A major theme is that agents often feel overwhelmed by all the marketing options available, but Greg argues the answer is simpler than most people think: stay visible, stay relevant, and keep having conversations with your audience. He uses his and Ray’s friendship as an example. Even though they have known each other for around 10 years and never met in person, they have stayed connected through podcasts, conversations, and regular contact. That same principle applies to agents and their audience.

Greg recommends agents post short-form content daily on Instagram, Facebook, YouTube Shorts, and other platforms. He says agents should pay attention to who watches, likes, comments, or reacts to their content, then personally reach out and start conversations. Rather than treating social media as a broadcasting platform only, agents should use it as a relationship-building tool.

When Ray asks what type of content works best, Greg suggests documenting daily life. He compares each part of the day to a chapter in a book: morning routines, coffee stops, drives, meetings, funny moments, local observations, family life, pets, community stories, and real estate insights. His advice is to make content that is interesting, personal, and relatable, not just constant real estate sales messages.
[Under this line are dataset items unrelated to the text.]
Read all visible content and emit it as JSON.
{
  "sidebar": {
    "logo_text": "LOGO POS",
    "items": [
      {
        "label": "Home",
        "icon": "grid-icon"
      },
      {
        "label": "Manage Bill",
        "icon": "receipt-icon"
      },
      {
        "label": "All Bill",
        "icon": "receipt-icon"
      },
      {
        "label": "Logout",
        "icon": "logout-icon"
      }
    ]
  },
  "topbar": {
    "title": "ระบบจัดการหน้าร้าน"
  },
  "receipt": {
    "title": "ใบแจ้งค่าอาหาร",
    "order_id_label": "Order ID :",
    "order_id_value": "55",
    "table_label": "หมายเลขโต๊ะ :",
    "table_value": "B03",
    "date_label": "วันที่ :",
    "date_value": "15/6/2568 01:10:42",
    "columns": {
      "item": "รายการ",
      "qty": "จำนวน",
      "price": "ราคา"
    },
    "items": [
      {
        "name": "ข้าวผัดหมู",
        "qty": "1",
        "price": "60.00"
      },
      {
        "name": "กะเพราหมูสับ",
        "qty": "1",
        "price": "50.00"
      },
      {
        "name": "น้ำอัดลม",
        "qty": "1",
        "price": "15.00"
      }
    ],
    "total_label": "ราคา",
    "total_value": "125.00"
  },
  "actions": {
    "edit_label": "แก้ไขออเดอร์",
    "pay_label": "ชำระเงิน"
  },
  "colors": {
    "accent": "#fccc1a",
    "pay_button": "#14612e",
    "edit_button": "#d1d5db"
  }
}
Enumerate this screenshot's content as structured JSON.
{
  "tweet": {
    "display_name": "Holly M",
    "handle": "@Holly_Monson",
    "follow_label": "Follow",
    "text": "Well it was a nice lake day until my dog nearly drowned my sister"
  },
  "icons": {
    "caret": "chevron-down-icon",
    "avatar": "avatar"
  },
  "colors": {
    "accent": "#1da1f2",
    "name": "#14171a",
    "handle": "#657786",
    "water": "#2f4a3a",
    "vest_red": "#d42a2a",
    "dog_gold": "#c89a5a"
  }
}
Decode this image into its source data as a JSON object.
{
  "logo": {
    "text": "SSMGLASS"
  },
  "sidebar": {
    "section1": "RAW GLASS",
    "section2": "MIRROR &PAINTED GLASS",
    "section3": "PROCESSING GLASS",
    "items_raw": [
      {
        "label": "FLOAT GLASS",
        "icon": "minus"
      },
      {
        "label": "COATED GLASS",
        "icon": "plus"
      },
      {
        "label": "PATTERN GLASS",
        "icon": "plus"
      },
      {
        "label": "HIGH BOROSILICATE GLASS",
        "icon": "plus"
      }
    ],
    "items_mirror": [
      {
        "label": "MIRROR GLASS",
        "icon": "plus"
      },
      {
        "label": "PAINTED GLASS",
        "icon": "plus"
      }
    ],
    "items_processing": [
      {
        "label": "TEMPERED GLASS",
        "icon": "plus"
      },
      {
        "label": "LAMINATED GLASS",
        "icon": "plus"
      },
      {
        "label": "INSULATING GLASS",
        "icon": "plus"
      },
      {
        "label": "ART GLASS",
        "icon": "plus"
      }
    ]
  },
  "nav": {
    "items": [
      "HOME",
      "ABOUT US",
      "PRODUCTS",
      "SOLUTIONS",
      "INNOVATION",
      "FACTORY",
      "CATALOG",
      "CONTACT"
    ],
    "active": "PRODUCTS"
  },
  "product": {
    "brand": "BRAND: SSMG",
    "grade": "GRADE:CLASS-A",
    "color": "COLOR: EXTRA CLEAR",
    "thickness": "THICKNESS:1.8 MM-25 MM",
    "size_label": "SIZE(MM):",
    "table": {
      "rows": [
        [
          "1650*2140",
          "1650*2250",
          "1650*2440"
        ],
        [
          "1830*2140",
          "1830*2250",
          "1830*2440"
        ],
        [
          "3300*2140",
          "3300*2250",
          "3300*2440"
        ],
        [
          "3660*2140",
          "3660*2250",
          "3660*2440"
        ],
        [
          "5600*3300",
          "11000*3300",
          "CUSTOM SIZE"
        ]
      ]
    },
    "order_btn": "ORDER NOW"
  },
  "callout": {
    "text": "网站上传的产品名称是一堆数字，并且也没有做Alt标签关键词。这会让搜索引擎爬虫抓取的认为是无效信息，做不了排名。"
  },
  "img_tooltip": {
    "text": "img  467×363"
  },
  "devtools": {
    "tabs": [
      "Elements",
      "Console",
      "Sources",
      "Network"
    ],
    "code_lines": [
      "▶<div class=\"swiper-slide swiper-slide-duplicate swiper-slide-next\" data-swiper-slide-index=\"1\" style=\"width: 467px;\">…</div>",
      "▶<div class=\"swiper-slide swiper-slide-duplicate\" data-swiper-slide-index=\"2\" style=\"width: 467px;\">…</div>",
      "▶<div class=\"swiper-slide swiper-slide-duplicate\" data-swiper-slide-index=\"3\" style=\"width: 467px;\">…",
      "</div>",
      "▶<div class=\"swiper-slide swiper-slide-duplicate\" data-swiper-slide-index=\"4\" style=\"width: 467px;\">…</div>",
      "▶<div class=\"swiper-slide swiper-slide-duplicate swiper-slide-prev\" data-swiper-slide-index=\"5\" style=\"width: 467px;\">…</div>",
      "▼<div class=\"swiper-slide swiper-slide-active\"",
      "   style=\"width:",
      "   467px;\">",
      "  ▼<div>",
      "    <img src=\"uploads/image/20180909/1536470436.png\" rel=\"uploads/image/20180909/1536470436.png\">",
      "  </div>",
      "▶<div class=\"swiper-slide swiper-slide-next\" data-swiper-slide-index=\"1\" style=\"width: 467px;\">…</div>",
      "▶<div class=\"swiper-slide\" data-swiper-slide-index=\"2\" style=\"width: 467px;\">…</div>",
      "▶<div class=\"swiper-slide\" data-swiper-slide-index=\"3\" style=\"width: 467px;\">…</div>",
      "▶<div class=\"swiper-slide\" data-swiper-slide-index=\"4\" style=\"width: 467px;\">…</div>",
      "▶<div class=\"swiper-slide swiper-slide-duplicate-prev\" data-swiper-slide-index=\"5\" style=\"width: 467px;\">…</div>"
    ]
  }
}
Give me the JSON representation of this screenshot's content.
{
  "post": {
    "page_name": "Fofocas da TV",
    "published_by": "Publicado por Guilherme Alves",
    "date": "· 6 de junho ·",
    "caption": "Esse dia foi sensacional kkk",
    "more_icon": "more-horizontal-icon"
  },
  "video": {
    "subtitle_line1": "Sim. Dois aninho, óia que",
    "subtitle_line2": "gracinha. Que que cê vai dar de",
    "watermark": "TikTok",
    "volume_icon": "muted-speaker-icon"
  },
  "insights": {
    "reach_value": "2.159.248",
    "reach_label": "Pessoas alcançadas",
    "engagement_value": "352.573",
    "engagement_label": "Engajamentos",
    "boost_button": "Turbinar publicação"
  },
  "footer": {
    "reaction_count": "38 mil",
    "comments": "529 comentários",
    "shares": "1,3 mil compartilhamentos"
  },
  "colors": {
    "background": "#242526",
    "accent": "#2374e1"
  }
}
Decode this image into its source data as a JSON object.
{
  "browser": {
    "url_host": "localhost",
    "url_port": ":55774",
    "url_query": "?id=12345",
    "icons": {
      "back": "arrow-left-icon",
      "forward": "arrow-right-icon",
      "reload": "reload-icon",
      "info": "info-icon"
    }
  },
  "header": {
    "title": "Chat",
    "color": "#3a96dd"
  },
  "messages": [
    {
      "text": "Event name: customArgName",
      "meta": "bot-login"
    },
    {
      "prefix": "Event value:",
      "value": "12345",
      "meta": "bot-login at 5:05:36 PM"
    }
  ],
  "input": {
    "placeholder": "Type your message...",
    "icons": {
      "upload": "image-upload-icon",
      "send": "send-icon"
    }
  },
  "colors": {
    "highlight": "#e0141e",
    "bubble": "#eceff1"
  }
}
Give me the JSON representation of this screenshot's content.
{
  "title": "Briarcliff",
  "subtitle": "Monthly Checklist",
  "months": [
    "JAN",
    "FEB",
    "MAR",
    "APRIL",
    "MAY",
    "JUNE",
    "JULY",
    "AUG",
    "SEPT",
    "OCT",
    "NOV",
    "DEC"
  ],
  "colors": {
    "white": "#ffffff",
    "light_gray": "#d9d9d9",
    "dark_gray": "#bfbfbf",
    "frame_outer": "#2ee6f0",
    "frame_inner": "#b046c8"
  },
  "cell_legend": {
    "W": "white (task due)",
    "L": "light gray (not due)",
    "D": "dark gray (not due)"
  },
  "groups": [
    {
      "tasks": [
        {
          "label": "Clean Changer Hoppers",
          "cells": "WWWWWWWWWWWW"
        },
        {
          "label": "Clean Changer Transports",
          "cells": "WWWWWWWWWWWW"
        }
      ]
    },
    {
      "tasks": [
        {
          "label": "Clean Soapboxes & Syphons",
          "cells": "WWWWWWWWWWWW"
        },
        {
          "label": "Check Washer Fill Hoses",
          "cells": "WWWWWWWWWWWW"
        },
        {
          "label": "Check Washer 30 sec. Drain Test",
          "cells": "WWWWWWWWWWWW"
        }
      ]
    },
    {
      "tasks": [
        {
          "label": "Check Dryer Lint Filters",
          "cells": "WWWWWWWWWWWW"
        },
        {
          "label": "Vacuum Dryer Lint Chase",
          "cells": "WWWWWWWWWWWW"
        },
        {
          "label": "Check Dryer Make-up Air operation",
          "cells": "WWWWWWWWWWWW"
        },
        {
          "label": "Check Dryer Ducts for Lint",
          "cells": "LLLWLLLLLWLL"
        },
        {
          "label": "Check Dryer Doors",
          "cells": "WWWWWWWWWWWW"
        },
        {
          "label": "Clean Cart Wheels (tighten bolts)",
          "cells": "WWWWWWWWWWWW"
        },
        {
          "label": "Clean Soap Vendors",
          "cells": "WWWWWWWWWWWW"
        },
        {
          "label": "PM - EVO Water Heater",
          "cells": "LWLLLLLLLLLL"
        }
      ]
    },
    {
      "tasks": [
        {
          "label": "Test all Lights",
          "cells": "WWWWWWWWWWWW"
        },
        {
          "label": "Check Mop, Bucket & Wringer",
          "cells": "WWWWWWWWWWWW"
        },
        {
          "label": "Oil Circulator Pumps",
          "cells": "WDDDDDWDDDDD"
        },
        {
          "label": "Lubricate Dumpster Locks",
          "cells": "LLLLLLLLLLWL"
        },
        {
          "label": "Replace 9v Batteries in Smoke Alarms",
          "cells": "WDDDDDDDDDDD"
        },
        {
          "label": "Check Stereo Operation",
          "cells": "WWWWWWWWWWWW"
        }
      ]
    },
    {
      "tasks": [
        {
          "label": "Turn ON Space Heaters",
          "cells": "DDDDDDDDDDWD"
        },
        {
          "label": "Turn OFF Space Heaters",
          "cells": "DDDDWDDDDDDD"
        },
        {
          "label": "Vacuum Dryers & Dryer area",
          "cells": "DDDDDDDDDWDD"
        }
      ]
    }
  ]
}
Greg recommends following an 80/20 rule: around 80% of content should be fun, interesting, community-based, or personality-driven, while 20% can be more directly related to business. He notes that kids and pets can attract engagement, though agents should only include family if they are comfortable doing so. Ray jokes that featuring his dogs in marketing videos could make their expenses feel like marketing costs, leading to a humorous side discussion about dogs, grooming, cleaning, and checking with a CPA.

The conversation then moves into YouTube. Greg believes YouTube is a powerful free platform because once content is created, it can continue working long term. However, he says fewer than 1% of agents will actually take action. Ray asks why, and Greg bluntly says laziness is often the main barrier. He explains that many agents know what they need to do, but avoid it because they feel they have nothing to say or do not want to be on camera.

Greg shares an example of a successful Silicon Valley agent who has deep local knowledge, a long real estate career, children who grew up in the area, a wife who teaches locally, and strong opinions about coffee — yet still feels he has nothing to say. Greg points out that this agent could easily create local coffee tours, community videos, tech-area commentary, and neighborhood stories. The lesson is that agents already have content all around them; they simply need to start filming.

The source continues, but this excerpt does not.